Mais le mérite de Bruno Monsaingeon est loin de s’arrêter là. En effet, pour ce qui est des documents purement sonores proposés, ils se divisent en deux parties. D’une part, nous avons l’intégrale des enregistrements réalisés par Oistrakh pour les firmes HMV et Columbia -et figurant à présent au catalogue de Warner- entre 1953 et 1972, soit 27 cd. (Ceci n’inclut donc pas les gravures réalisées pour d’autres firmes discographiques comme Philips, Decca ou la magnifique série de sonates pour violon et piano enregistrée avec Sviatoslav Richter pour Melodia). Nombre de ces versions passent depuis longtemps pour d’incontournables références et il vaut la peine d’y revenir. On pense entre autres au superbe Concerto de Beethoven avec Cluytens ou à ceux de Prokofiev. Mais l’écoute comparée des trois versions offertes ici du Concerto de Brahms réserve des surprises. On a l’impression que l’impressionnante et rigoureuse direction de Klemperer inhibe le soliste, surtout dans le premier mouvement.
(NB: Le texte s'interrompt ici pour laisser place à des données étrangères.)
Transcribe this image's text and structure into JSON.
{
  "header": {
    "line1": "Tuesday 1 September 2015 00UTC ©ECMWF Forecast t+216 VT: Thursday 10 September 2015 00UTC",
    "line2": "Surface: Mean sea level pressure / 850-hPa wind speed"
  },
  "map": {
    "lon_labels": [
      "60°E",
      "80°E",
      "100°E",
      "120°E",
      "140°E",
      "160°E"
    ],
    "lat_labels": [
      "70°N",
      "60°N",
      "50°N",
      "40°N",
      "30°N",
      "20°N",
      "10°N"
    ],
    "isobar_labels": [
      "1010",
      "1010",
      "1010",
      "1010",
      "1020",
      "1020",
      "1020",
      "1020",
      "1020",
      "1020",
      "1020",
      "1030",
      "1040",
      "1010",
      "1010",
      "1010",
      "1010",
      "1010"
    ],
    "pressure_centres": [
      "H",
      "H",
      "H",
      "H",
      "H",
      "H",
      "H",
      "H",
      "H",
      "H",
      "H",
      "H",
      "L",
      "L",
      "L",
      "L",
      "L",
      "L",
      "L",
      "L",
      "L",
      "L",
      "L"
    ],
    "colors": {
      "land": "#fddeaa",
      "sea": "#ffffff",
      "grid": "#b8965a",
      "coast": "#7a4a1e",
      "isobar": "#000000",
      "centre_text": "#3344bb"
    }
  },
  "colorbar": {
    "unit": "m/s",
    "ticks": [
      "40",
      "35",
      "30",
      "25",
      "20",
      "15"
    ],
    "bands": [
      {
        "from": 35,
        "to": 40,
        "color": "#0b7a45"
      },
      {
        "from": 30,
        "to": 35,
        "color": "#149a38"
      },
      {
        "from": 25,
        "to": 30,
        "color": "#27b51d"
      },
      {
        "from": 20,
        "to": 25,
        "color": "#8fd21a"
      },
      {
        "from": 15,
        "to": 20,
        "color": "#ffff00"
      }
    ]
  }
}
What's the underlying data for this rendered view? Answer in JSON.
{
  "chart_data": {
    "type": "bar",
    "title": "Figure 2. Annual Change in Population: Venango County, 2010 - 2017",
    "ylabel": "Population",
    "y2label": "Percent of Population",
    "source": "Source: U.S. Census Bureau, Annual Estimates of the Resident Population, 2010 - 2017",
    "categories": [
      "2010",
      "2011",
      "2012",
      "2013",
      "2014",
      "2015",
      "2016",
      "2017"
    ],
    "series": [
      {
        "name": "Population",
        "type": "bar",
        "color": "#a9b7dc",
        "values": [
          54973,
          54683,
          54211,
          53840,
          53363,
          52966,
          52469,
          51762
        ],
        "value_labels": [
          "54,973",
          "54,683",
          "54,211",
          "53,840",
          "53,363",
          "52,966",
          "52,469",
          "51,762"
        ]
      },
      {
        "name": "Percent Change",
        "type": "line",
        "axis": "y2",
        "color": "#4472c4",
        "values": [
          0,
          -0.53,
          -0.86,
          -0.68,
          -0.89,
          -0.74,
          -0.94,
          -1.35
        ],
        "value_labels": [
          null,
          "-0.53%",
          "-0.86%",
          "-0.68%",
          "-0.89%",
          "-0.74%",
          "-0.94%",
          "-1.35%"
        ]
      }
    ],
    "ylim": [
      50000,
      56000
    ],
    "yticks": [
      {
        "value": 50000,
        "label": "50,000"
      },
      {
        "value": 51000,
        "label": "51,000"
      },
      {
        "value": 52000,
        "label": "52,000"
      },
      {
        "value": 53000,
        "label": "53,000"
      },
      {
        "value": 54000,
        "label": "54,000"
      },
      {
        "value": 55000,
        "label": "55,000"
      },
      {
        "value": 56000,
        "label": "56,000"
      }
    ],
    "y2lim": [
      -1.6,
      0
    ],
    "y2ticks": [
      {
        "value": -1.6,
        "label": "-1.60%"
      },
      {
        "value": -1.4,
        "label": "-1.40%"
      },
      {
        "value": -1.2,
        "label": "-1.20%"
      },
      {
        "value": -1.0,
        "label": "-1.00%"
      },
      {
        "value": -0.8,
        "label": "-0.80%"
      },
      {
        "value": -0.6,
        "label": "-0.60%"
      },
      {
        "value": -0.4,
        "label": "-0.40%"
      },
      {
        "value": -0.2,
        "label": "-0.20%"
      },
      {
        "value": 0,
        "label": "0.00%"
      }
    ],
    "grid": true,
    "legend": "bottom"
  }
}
Dans sa collaboration avec George Szell, l’impression -sauf dans un très beau mouvement lent- est que le soliste semble volontairement brider la générosité de son jeu et tente de suivre le parti-pris de raffinement extrême du grand chef. Mais il suffit de se tourner vers la captation télévisée en public réalisée à Moscou en 1966 (DVD 1) sous la direction de Rojdestvensky, complice idéal à la gestuelle étonnamment sobre, pour retrouver un Oistrakh donnant libre cours à sa chaleur et à son tempérament.
Si l’on retrouve dans ces archives Warner un répertoire parfois inattendu (l’intéressante Suite de concert de Taneyev ou la Sonate de Karen Khatchaturian), rien n’y prépare à l’extraordinaire moisson réalisée aux termes de longues recherches, de heureux hasards et d’une infinie débrouillardise par Bruno Monsaingeon dans les archives de la radio soviétique où ces trésors prenaient tranquillement la poussière. Ces fabuleux enregistrements live démontrent à la fois l’étendue du répertoire du maître et l’invariable qualité de ses interprétations.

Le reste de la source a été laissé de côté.